The Grammarphobia Blog

Are you feeling gruntled?

Q: Is there a name for a word like “gruntled” (as in “disgruntled”) or “ruth” (as in “ruthless”) that exists only within another word?

A: The term you’re looking for is a “cranberry morpheme.”

A morpheme is the smallest linguistic unit. A bound morpheme (a prefix or a suffix, for example) must be attached to another linguistic unit. A free or unbound morpheme (a word like “cat,” “got,” or “yes”) makes sense on its own.

A cranberry morpheme (also known as a fossilized term) is a kind of bound morpheme. In theory, it doesn’t mean anything by itself, but many were once legitimate words and some have become words again, often used for comic effect.

The verb “gruntle,” for example, meant to grunt like a pig as far back as 1400, according to the Oxford English Dictionary. By the 16th century, it meant to grumble or complain. A century later, the prefix “dis,” meaning very, joined in, giving us our modern words “disgruntle” and “disgruntled.”

You rarely hear “gruntle” or “gruntled” used alone now, except in humor, as in this quote from P.G. Wodehouse: “He spoke with a certain what-is-it in his voice, and I could see that, if not actually disgruntled, he was far from being gruntled.”

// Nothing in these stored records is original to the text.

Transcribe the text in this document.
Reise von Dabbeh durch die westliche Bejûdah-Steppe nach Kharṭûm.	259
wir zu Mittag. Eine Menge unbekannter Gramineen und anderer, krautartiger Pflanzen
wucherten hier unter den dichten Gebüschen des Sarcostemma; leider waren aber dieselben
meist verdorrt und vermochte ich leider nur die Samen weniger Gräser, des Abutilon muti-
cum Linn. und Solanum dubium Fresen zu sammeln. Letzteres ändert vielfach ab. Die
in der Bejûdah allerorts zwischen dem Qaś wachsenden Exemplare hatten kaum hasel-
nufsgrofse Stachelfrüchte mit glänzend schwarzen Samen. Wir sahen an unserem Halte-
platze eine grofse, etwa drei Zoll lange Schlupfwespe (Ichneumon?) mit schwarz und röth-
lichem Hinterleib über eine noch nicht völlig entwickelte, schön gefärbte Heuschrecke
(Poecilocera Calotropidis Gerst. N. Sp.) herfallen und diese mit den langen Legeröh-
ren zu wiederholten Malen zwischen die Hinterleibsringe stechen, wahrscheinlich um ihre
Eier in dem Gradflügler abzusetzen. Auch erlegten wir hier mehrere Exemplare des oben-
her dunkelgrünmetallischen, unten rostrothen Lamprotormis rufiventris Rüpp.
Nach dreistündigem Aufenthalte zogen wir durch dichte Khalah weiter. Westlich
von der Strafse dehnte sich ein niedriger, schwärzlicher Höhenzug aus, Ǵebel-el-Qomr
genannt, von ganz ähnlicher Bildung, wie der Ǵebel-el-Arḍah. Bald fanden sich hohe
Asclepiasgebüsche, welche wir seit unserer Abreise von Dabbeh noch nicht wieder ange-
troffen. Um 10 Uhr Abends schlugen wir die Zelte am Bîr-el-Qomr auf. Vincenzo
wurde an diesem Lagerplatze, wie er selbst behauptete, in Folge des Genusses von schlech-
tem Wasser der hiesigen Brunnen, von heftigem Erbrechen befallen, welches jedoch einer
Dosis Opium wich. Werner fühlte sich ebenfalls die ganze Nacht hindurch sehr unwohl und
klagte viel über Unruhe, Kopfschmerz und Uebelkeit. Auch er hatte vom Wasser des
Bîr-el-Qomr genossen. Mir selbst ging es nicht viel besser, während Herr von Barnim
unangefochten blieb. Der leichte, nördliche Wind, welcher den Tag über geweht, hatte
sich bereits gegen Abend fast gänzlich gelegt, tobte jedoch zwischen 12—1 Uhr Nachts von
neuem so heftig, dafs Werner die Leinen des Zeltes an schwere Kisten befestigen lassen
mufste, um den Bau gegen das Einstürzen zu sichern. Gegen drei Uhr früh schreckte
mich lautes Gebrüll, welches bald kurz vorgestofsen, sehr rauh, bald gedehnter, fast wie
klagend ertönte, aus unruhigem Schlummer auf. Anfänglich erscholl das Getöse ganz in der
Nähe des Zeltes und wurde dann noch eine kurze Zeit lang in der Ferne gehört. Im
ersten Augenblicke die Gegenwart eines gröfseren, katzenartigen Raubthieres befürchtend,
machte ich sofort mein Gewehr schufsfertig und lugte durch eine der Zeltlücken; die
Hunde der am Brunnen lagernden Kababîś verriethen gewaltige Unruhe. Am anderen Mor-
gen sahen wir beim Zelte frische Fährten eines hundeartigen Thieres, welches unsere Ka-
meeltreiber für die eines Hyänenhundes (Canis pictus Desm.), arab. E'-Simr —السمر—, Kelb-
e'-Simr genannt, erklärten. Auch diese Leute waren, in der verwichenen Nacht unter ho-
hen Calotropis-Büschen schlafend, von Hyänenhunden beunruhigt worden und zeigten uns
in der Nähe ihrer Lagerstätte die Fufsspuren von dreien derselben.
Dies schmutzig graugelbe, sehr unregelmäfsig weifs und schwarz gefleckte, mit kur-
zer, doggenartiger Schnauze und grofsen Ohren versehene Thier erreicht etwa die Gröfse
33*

The words “ruth,” meaning compassion or pity, and “ruthless,” meaning pitiless, have been around since the days of Chaucer, but the OED doesn’t have any published references for plain old “ruth” since the 19th century.

Many cranberry morphemes appear in only one form. The “cran” of “cranberry” used to be one of them (excluding a few obscure terms like the one denoting the capacity of a herring barrel). But in recent years Ocean Spray has used “cran” (the ur-cranberry morpheme) in the names of new juices like Cran-Apple, Cran-Cherry, Cran-Grape, and Cran-Mango.

Now, where did “cran” come from? There are two theories: One is that cranes used to visit bogs and eat the berries. The other is that the stem, calyx, and petals of a cranberry flower resemble the neck, head, and bill of a crane.

Note: If you google “Jack Winter” and “New Yorker,” you should find a story written about a dozen years ago called “How I Met My Wife.” Every sentence has at least one cranberry morpheme.